I’m sorry. I was wrong. This is an apology to every CSO in every bank I’ve ever worked with in every. Turns out, you were right.

It might have taken a while, but time has certainly shown you to be correct. I probably didn’t complain to you directly, but I certainly swore under my breath in many a meeting, or security review trying to get a risk system live.

It turns out you were right when you mandated that every package (regardless of package manager or programming language) could only be sourced from an internal repository and to get something new into that repository it first required a security review, For every version.
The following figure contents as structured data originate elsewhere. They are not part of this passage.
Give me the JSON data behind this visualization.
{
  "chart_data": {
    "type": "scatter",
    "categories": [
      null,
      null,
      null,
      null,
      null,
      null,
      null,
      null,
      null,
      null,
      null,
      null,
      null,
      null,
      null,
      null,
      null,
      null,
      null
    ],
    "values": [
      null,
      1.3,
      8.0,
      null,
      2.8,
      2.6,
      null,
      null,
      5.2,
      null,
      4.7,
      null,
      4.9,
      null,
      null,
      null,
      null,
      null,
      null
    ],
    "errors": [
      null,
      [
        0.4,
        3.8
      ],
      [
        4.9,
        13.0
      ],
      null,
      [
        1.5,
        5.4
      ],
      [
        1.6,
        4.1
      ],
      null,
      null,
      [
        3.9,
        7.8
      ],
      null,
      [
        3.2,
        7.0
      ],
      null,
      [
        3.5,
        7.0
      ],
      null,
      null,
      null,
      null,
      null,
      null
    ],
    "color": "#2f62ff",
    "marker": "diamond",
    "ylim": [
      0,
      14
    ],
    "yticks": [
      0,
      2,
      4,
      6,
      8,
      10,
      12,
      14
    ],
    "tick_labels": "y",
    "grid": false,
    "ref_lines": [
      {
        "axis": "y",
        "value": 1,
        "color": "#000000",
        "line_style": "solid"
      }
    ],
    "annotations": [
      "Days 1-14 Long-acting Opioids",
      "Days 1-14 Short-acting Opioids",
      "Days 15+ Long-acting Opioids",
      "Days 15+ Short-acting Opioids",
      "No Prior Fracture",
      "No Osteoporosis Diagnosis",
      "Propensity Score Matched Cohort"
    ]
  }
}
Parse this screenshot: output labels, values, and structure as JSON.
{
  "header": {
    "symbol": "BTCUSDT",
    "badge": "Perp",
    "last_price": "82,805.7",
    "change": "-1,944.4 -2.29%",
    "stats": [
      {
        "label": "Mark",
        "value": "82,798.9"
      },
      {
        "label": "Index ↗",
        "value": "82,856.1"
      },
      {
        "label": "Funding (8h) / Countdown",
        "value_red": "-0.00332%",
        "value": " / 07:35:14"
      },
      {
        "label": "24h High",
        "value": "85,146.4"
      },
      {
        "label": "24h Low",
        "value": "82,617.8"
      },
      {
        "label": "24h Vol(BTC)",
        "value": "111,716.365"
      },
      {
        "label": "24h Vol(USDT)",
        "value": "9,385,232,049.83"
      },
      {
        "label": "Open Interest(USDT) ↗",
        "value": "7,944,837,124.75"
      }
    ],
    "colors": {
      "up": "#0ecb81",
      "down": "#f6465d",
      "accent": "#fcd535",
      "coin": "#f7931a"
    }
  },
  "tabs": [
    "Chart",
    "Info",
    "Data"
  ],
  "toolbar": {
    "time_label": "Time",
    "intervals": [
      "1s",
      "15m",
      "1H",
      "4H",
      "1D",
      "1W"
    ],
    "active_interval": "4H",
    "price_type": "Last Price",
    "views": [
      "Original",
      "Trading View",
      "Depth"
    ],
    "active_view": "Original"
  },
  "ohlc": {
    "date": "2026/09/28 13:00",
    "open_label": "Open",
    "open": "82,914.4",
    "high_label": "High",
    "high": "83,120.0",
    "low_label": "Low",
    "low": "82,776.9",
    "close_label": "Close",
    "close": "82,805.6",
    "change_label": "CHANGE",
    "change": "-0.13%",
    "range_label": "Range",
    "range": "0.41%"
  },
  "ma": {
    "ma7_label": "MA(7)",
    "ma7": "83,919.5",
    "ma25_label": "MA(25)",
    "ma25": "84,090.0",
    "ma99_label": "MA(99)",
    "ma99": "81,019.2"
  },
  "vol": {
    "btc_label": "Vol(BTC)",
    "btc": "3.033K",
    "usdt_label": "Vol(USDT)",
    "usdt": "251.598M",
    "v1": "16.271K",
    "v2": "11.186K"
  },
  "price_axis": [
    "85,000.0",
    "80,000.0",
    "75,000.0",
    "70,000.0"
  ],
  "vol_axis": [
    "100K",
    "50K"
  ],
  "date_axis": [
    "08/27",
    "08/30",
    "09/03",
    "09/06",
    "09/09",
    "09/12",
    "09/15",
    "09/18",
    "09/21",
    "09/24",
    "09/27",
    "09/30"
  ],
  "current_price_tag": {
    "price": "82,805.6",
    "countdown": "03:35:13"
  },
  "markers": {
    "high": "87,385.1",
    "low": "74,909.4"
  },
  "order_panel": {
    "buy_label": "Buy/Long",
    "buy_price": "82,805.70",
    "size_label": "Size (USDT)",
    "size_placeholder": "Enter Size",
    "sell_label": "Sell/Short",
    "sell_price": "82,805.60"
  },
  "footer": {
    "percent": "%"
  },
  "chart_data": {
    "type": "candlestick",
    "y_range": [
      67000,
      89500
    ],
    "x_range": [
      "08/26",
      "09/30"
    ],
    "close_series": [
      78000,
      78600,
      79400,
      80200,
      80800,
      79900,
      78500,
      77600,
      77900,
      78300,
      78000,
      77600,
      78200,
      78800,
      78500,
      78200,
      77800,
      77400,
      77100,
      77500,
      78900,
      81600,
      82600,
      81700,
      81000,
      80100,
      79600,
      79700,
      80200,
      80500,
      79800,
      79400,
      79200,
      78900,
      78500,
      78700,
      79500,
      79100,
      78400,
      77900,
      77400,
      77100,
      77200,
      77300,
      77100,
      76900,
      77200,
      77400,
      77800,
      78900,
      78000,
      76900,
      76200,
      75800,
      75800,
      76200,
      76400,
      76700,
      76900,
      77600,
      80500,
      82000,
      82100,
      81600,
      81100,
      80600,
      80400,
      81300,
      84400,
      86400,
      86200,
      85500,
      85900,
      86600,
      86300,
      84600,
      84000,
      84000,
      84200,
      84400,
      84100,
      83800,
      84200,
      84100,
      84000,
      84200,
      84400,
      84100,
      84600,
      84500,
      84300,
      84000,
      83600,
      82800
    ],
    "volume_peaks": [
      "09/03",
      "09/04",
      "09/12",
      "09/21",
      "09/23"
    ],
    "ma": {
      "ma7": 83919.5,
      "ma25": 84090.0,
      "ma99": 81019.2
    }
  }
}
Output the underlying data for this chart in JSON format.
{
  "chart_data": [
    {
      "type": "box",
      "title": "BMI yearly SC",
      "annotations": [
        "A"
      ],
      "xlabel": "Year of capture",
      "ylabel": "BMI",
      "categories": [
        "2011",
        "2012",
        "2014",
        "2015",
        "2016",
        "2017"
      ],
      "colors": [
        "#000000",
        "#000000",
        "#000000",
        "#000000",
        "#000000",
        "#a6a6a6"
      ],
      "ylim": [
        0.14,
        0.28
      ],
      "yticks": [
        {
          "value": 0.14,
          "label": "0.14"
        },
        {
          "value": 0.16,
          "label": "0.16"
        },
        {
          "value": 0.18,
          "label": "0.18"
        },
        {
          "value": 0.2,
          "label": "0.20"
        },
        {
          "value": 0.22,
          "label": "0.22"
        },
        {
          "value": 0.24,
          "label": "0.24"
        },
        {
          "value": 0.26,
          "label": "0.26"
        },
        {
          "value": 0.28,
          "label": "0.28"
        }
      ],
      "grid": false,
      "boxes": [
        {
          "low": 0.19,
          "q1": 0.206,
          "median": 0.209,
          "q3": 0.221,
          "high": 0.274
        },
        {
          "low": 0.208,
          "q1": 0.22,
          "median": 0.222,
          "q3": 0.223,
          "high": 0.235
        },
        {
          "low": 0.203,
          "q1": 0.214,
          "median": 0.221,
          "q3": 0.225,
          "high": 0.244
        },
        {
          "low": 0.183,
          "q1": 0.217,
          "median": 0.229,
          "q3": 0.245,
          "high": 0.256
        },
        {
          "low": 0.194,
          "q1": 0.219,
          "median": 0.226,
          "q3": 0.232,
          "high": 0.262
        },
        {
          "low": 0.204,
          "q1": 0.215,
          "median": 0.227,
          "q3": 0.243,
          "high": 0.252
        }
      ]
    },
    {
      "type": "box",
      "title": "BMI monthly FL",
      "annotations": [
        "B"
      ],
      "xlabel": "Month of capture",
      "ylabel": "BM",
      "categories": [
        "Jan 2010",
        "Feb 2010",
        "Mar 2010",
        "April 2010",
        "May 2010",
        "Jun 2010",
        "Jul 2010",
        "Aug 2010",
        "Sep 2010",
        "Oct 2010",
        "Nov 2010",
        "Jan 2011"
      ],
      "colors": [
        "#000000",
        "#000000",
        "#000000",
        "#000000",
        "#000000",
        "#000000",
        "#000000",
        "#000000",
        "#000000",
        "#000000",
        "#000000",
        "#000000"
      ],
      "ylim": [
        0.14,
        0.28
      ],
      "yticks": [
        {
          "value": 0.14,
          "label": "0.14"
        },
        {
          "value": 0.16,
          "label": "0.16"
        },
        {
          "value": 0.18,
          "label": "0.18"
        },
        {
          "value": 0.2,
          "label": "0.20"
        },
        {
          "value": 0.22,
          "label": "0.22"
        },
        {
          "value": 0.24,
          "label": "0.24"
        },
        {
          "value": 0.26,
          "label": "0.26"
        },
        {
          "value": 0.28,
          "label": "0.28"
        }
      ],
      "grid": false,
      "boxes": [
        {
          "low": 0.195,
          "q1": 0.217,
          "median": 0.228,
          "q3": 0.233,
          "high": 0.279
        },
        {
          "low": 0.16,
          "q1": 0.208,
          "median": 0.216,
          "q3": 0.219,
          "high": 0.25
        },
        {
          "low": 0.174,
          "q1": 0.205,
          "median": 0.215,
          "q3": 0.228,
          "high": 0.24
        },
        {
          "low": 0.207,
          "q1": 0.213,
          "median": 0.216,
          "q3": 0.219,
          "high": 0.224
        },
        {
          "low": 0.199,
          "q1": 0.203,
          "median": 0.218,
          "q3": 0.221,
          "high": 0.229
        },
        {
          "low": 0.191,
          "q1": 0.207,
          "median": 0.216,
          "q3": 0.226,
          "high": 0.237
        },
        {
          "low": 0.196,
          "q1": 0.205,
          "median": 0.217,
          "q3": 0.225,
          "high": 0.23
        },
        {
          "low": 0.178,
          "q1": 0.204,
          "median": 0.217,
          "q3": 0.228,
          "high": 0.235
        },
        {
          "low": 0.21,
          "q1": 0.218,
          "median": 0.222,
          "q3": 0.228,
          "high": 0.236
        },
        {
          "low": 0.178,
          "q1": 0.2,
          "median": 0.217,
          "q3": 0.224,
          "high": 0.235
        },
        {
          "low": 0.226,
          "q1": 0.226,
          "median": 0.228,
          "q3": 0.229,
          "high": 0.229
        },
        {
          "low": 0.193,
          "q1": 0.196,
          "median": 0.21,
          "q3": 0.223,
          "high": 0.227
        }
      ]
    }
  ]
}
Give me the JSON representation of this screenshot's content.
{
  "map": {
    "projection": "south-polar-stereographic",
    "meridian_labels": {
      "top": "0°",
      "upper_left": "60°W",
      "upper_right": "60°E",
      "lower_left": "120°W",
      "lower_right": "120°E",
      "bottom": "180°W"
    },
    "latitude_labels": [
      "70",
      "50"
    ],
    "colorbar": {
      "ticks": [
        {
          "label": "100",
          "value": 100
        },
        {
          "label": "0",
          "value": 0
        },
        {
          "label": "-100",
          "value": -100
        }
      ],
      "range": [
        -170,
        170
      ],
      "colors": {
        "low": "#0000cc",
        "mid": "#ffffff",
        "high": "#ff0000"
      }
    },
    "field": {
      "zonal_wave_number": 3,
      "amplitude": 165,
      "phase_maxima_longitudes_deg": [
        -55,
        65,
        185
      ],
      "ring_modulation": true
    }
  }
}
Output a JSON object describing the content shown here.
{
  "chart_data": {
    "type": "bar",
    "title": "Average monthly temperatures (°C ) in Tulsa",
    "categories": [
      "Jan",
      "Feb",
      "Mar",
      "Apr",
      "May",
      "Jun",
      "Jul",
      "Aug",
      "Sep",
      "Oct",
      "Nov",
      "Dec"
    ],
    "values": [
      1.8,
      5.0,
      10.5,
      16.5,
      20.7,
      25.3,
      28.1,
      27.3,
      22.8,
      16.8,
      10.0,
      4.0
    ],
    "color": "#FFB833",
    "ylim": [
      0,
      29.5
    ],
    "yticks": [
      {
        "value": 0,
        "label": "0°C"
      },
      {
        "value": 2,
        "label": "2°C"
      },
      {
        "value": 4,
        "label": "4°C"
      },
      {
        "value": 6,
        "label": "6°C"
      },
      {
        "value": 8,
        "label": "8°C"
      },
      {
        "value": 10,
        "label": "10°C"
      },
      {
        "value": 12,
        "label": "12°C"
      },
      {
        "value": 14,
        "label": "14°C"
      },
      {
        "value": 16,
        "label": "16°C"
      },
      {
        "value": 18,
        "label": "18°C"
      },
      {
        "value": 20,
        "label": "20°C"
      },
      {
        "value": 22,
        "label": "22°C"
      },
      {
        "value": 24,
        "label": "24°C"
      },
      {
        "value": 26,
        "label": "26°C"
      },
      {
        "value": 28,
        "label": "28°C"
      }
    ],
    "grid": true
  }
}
It turns out you were right to mandate encryption with keys that never leave the premises no matter how secure the cloud providers promised their encryption schemes are.

It turns out you were right to require every binary, shell script or archive be vetted before crossing the bank’s firewall. 

Even if all of these processes did nothing more than add a little friction and delay (though I expect they do more than that), right now they are paying dividends. I now find myself wondering how to implement many of these same ideas within HMx Labs. Perhaps with a little less friction and bureaucracy but even so.

So, I have my humble pie and will duly eat it. And promise to be more amenable in future! To all my friends and colleagues writing code in a bank, maybe it’s time to cut our CSOs a little slack and get with the program.

P.S: If you don’t know why I’m writing this now you might want to quickly go and Google for Copy Fail, Copy Fail2, Dirty Frag, Shai Hulud, Mini Shai Hulud and quite a few others.